Although Langille and Spencer have been spearheading the project, the play forest is an effort that has full community support, they say, one that was borne out of a desire to both provide a professionally designed and constructed safe play space while also serving to help build on communal spirit.
“We both have young kids and the closest playground is Great Village. But we’re not really supposed to use it because it’s a school playground. We just thought that Londonderry needed a playground,” Langille says.
“We don’t have a central gathering place so we don’t have a lot of opportunities to meet other families.”
But the idea was to also create something original.
“We thought instead of going with a more traditional urban playground structure that a natural play space would be more appropriate for the feel of our community,” she says.

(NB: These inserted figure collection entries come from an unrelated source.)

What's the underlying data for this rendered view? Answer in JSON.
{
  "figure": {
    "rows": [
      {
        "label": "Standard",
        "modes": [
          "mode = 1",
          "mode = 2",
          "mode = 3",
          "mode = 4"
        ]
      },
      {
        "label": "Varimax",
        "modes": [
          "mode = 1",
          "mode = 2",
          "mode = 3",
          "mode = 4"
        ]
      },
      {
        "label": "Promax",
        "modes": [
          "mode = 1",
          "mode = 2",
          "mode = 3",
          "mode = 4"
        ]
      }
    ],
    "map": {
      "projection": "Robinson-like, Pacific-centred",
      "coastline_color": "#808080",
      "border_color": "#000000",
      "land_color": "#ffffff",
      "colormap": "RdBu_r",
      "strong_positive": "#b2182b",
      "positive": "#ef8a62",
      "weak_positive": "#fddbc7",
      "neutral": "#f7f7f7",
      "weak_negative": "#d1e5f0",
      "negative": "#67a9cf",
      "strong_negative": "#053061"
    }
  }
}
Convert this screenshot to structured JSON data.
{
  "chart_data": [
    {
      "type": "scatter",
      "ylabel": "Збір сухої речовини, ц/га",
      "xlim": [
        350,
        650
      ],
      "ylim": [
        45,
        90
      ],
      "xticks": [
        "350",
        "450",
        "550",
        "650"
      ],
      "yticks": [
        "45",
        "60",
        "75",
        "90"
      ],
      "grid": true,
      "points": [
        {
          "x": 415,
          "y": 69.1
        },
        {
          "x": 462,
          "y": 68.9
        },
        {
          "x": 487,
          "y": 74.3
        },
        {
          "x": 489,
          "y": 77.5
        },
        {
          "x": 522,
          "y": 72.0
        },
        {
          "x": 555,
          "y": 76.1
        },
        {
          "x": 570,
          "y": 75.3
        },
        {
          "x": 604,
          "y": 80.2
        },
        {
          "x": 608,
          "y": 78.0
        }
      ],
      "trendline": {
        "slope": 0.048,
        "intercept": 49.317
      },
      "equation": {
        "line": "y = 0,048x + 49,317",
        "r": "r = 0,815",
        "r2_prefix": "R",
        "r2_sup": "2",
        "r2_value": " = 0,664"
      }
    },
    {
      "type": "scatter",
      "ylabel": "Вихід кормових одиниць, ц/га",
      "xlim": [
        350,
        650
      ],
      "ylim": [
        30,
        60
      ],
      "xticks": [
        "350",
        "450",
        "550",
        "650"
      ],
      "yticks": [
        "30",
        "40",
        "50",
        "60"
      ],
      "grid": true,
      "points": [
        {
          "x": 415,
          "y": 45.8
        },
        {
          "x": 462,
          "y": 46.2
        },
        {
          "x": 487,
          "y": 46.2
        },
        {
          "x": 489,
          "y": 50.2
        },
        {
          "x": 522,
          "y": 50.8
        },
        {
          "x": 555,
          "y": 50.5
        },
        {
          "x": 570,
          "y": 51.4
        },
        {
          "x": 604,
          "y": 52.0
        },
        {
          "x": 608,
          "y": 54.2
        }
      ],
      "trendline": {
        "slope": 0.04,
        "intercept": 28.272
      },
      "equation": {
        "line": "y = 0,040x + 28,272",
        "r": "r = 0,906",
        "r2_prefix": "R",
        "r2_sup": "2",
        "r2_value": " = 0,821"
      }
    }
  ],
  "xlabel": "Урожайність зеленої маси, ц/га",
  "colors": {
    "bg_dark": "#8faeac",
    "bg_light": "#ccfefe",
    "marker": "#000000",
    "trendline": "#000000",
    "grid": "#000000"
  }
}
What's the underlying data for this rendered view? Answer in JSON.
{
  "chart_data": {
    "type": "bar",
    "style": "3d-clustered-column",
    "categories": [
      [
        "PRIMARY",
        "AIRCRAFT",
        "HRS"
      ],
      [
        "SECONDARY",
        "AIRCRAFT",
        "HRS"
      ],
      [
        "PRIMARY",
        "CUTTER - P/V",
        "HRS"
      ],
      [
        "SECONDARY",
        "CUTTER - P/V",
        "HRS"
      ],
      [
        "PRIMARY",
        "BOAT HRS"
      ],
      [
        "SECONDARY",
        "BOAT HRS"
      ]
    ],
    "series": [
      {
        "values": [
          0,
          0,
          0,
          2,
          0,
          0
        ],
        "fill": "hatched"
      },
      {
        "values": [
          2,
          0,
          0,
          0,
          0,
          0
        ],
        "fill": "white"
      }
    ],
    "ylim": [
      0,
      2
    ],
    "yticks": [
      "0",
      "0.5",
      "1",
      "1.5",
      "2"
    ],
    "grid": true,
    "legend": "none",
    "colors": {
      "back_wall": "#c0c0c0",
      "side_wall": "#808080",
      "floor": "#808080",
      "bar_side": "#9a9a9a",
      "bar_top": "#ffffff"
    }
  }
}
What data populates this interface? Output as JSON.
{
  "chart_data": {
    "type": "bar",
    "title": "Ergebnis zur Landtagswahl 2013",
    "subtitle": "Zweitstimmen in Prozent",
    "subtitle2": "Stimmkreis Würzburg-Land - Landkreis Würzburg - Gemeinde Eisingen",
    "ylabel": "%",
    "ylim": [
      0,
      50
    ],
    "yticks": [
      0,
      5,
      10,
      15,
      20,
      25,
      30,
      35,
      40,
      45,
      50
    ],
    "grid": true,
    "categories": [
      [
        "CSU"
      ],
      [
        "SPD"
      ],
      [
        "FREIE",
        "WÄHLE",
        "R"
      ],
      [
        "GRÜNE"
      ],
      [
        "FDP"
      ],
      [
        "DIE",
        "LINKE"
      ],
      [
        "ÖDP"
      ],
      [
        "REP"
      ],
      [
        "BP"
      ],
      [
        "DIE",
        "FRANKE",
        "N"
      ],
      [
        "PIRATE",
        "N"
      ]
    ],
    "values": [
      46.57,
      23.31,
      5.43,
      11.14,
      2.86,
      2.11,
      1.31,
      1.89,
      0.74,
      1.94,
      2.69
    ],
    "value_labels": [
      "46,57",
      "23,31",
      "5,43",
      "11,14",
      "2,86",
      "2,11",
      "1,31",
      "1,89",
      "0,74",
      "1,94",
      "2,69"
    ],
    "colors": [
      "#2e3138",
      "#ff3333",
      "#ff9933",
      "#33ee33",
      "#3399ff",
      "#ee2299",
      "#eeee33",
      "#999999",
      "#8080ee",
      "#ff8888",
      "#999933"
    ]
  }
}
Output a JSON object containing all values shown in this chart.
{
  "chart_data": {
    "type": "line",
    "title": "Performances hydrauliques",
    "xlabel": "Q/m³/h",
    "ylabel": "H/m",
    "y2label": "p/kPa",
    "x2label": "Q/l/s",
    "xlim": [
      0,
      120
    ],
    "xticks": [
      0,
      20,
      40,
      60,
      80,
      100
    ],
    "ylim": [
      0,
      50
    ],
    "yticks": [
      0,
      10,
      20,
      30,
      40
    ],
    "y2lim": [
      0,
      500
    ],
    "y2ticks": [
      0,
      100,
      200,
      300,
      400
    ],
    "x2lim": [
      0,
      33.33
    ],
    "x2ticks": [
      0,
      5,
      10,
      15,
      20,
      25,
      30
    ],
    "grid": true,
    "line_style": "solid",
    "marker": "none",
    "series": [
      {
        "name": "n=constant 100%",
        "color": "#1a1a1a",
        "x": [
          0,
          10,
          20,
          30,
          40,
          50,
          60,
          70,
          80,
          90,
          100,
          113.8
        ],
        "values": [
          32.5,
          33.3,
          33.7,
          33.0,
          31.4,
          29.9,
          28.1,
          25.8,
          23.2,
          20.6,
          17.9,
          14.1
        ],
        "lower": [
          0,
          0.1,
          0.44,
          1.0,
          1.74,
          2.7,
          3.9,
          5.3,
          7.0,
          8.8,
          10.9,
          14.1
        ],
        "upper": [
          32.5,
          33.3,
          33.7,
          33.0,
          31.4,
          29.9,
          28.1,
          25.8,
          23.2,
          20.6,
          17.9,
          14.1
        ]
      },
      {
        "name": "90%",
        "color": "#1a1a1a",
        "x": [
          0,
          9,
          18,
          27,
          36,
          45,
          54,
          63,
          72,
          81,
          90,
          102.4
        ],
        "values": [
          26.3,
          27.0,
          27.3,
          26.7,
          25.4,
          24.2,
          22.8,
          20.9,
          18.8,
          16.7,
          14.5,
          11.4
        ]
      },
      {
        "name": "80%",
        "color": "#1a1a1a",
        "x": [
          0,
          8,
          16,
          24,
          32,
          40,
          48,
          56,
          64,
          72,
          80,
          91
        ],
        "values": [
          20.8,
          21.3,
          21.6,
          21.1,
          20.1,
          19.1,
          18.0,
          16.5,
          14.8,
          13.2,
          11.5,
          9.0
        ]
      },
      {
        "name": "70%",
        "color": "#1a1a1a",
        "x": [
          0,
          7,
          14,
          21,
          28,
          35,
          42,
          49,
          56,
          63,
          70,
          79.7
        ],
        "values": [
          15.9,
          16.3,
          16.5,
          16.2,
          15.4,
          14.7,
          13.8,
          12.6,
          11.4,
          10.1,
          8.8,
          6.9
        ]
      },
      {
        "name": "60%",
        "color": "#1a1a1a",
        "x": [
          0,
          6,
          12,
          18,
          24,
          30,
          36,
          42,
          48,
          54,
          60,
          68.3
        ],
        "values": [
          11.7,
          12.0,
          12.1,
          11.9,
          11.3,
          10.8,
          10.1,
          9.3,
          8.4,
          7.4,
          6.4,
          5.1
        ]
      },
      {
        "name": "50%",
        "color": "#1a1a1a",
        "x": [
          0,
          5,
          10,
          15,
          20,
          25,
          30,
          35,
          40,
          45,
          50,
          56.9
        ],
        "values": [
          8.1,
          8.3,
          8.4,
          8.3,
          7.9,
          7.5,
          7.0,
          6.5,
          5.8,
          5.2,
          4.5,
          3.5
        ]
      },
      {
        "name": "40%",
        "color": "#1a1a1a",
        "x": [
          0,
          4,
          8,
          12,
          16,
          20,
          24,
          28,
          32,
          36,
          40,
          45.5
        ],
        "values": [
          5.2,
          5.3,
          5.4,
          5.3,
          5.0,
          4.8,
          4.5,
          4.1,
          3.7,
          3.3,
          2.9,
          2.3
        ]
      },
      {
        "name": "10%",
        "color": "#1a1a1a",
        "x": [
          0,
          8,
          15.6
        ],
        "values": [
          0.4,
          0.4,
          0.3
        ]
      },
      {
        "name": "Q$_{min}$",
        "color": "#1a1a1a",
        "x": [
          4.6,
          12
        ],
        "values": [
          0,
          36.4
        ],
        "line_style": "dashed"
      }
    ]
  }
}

The overall cost of the project is expected to be about $52,000, of which $23,588 is being provided by the County of Colchester; $14,000 from provincial funding; $3,000 from the Londonderry Community Council (generated through local fundraising efforts) and approximately $12,000 from in-kind contributions from local contractors, businesses and individuals.
A community “build” is being planned for late September and the pair is hoping the play forest will be ready for use in early October.
And, unlike some other playground projects that attempt to create a natural area in an urban setting, the women say their research has yet to uncover anything that matches the Londonderry concept.
“It’s a one of a kind, first in the country and that’s why we think we’re going to get some tourists come through,” Langille says. “We’re going to really promote it.”